The AI Tailwind That Lifts All Boats
Samsung’s market cap briefly crossed the $1 trillion mark this week after shares surged more than 10%, fueled by a seemingly insatiable AI demand for high-bandwidth memory (HBM). The company reported profits eight times higher than the same quarter last year, a direct result of the chip shortage gripping the AI infrastructure buildout. But don’t mistake this for a healthy industry. Samsung, SK Hynix, and Micron have all cannibalized their consumer chip lines to churn out HBM, creating artificial scarcity in the very components their own phone and TV divisions need to survive. This is not innovation; it’s a self-inflicted supply chain distortion dressed up as a boom.

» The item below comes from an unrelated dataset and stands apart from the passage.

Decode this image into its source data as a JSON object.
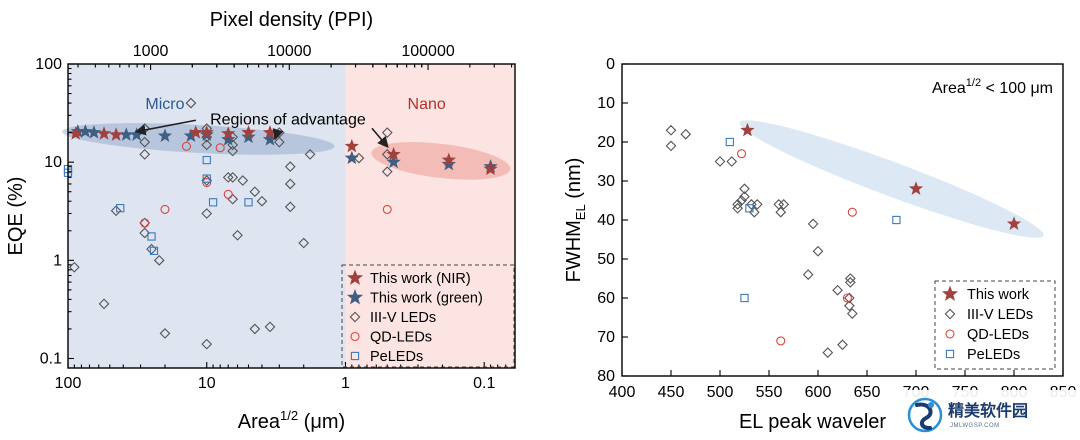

The Apple Card and the Strike Cloud
Rumors that Apple is in talks with Samsung and Intel for U.S. based chip production added fuel to the rally, potentially breaking TSMC’s near monopoly. If Samsung lands that deal, it would be a geopolitical coup. But the euphoria ignores a ticking bomb: workers are threatening an 18 day strike later this month, demanding a cut of the AI windfall. Meanwhile, Samsung’s own consumer electronics units are paying inflated prices for memory chips that the AI division hoards. That internal conflict is the kind of tension that can turn a trillion dollar paper valuation into a very real crisis if labor and supply chain pressures boil over.